BREMERTON, Wash., April 12, 2012 — Digitalis Education Solutions, Inc. challenged the government in a recent precedent-setting federal bid protest lawsuit (Digitalis Education Solutions, Inc. vs. US). Unfortunately the new precedent is a blow to insuring competitive bidding and makes it much harder to hold federal agencies accountable for improper procurement practices.

In late September, 2010 the US Department of Defense Education Activity (DoDEA) signed a $2.3 million sole-source (non-competitive) contract with a minor competitor of Digitalis in the digital planetarium market. The DoDEA runs the schools on US military bases worldwide.

In federal government procurement, sole-source contracts are supposed to be reserved for rare cases, such as emergencies or situations where no competing products exist. An agency is supposed to first do market research and to certify only one product meets their requirements. The agency must then post a public notice so that potential competitors can express interest. If the agency finds credible alternatives, it should open the contract to competitive bidding, to best serve the agency and taxpayers.

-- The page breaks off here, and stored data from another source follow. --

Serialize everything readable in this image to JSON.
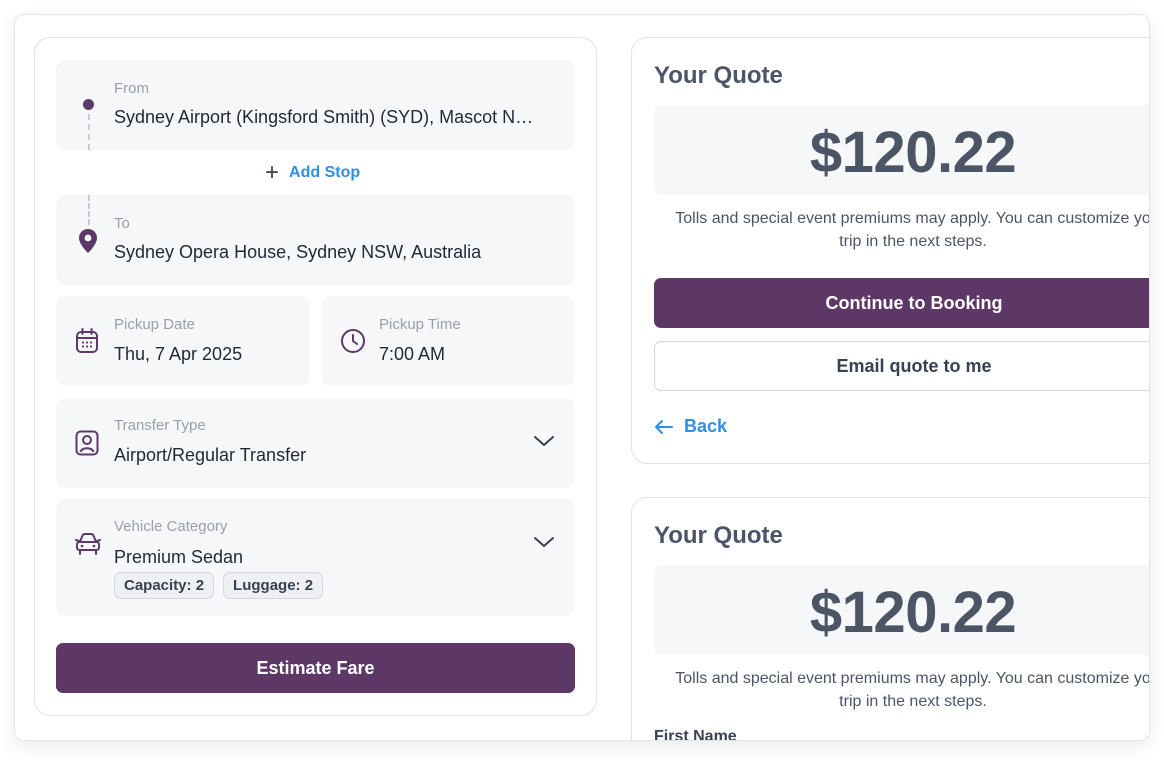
{
  "booking_form": {
    "from": {
      "label": "From",
      "value": "Sydney Airport (Kingsford Smith) (SYD), Mascot N…"
    },
    "add_stop": "Add Stop",
    "to": {
      "label": "To",
      "value": "Sydney Opera House, Sydney NSW, Australia"
    },
    "pickup_date": {
      "label": "Pickup Date",
      "value": "Thu, 7 Apr 2025"
    },
    "pickup_time": {
      "label": "Pickup Time",
      "value": "7:00 AM"
    },
    "transfer_type": {
      "label": "Transfer Type",
      "value": "Airport/Regular Transfer"
    },
    "vehicle_category": {
      "label": "Vehicle Category",
      "value": "Premium Sedan",
      "capacity": "Capacity: 2",
      "luggage": "Luggage: 2"
    },
    "estimate_button": "Estimate Fare"
  },
  "quote_primary": {
    "title": "Your Quote",
    "price": "$120.22",
    "note": "Tolls and special event premiums may apply. You can customize yo\ntrip in the next steps.",
    "continue_button": "Continue to Booking",
    "email_button": "Email quote to me",
    "back_link": "Back"
  },
  "quote_secondary": {
    "title": "Your Quote",
    "price": "$120.22",
    "note": "Tolls and special event premiums may apply. You can customize yo\ntrip in the next steps.",
    "first_name_label": "First Name"
  },
  "icons": {
    "from": "origin-dot-icon",
    "to": "location-pin-icon",
    "date": "calendar-icon",
    "time": "clock-icon",
    "transfer": "id-badge-icon",
    "vehicle": "car-icon",
    "dropdown": "chevron-down-icon",
    "add": "plus-icon",
    "back": "arrow-left-icon"
  },
  "colors": {
    "primary": "#5d3866",
    "link": "#2f8ee5",
    "field_bg": "#f6f7f9",
    "muted_text": "#9aa0a8"
  }
}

In this case evidence indicated that the DoDEA inappropriately used a sole-source procurement simply to spend budgeted funds before the fiscal year end a few days later. Agency procurement staff, who were already aware there were competitors in this industry, posted notice on a Friday afternoon with responses due by the following Tuesday.

The digital planetarium market is quite competitive, with several US manufacturers and others overseas. During the short notice period another US competitor found the notice and expressed interest. Rather than changing to a competitive award, the agency consulted its chosen contractor to help create new requirements that seemed to rule out any other supplier. The requirements were changed significantly the same day responses were due. The other company gave up.

Digitalis is in a known competitive market; so its staff were searching for competitive notices. Digitalis did not find the sole source notice during the short notice period. When the notice was discovered in early October, Digitalis immediately protested the large contract, which amounted to approximately five percent of digital planetaria in existence at the time.

The DoDEA refused to consider Digitalis' protest (taking over a month to respond), so Digitalis had only one option, to sue the agency in the Federal Court of Claims. This was a huge step for the small company, but stakes were high and there appeared to be ample evidence of inappropriate bidding procedures.

Unfortunately, Judge Eric Bruggink ruled that Digitalis did not have standing to challenge the bid because Digitalis did not do so within the very brief notice period. The ruling seemed unjust to Digitalis because of the brevity of the period and the known competitors for what should have been a competitive process. Digitalis would have submitted a competitive bid had one been posted.

Digitalis appealed to the US Court of Appeals for the Federal Circuit. The specific issue of whether the test for standing and sole source procurements should be the same as the test for standing in competitive bidding had not previously been clearly defined. Unfortunately, the three judge panel ruled that the tests should be the same in both settings, limiting the challenge to those who were directly affected as interested parties, and requiring that an expression of interest be made within the notice period.

Under this new precedent, a “contractor” may not protest a sole source procurement unless the contractor has already expressed interest to the agency about that specific procurement during the public notice period. Otherwise the contractor is not an “interested party” who can bring a protest suit. This is despite the seemingly clear definition of an interested party as “an actual or prospective bidder or offerer whose direct economic interest would be affected by the award of the contract or by failure to award the contract.” [28 U.S.C. Section 1491(b)(1)]

The issue remains open whether a notice period might be too short to be reasonable. The court offered no guidance on a reasonable notice period, except that three business days (with significant changes on the final day) were sufficient in this case. Using these criteria the court found that Digitalis still did not have standing to bring the DoDEA to court.

Unfortunately this precedent is a stiff affront to the goals of good government procurement. While it is understandable that the court wanted to make a clear precedent that was easy to apply, it puts the onus on potential contractors to police federal agencies. If potential contractors are not constantly monitoring federal agency notices for any type of procurement, the agency can easily slip through an inappropriate sole source procurement and not be held accountable.

This is especially true in small specialized markets like the planetarium market, where the federal government had previously purchased only a few digital systems. Because the court found this very short notice period acceptable, all contractors now must be on constant vigil for similar situations.

The beauty of a simple standing test appears to have been allowed to trample actual justice. It is hard to imagine how contacting the agency during the notice period would have helped, since the agency knew Digitalis existed and another competitor contacted the agency during the notice period, but to no avail.

In this instance, government documents establish that DoDEA was aware of Digitalis specifically because of its research for a previous sole source contract that should have been competitively bid. Despite that, they proceeded with a sole source bid a second time. Unfortunately the federal courts have decided that Digitalis has no right to adjudication. “It's hard to see how justice was served here, not to mention the taxpayer,” summed up Robert Spearman, President of Digitalis.